So, in a week when Donald Trump became the president of the United States, I lost 2.5lbs. On top of that I finally got my 1 stone award by 0.5lbs; I would’ve gotten it the week before but frustratingly I stepped on the scales only to find that I had managed to lose 0.5lbs. To say I was annoyed is a massive understatement.
Despite my disappointment at the scales, I did learn something quite important to the success of my weight loss journey that I probably should’ve known when I started at Slimming World. It’s the reason why I’ve managed to lose four stone more than once in the last two years.
For me stress has a bigger impact on my weight losses than anything else; it doesn’t matter how much exercise I do. If I don’t stress or worry about what’s going to happen when I stand on the scales at the end of each week, I get bigger losses. Knowing this is all well and good until Wednesday night, which I’ve started calling Wednesday Night Worries, that’s when I poke, prod and pinch myself while looking in the mirror and come to the conclusion that I haven’t lost anything at all that week.
My weight loss goal for the end of this year is to lose another 10kgs, which will mean that I will have lost 40kgs in one year, (40kgs/88lbs/6 stone 4lbs). As of right now I have lost 29.9kgs (29.9kgs/66lbs/4 stone 10lbs), which means that I only need to lose 10.1kgs (10kgs/22lbs/1 stone 8lbs) to achieve my goal.
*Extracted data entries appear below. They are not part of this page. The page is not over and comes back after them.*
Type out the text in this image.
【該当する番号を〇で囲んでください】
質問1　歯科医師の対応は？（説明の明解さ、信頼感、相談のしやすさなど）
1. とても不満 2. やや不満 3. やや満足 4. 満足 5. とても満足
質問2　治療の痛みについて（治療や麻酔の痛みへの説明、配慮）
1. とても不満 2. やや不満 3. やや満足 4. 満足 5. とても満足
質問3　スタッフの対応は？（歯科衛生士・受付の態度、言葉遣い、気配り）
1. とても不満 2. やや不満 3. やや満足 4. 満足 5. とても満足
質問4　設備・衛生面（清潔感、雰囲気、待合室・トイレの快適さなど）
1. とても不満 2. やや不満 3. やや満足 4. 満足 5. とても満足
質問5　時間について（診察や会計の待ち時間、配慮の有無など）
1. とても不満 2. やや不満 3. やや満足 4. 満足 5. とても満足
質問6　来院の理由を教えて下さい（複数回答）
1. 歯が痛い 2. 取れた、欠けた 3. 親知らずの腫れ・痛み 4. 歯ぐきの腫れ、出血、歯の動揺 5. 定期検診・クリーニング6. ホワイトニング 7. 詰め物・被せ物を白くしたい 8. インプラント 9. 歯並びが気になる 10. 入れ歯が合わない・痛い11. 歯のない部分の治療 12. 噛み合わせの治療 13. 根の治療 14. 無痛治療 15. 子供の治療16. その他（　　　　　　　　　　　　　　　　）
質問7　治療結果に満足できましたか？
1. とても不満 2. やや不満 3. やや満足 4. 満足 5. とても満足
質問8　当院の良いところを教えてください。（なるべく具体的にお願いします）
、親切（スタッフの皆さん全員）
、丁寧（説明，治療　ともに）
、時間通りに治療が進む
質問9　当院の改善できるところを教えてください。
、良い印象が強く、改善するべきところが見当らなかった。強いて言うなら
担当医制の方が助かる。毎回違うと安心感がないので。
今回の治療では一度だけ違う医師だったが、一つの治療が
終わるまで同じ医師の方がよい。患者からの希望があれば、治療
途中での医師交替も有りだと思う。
Now, given that I’ve only ever managed to lose about 4 stone up until now, the thought of being able to tell people that I’ve lost 6 stone in less than a year would be amazing.
Losing 6 stone won’t be the end of my weight loss journey because I will still have another 5 stone 7lbs (34kgs/77lbs/5 stone 7lbs) to lose before I will be anywhere near a healthy weight range. It would be a great start to 2017 knowing that I have a very achievable amount of weight left to lose.
That will be a total of 74kgs/16lbs/11 stone 9lbs lost in about two years, and as a person who has struggled for most of their life with food addiction, compulsive eating and depression that would be an achievement that would prove that you should never judge a book by its cover.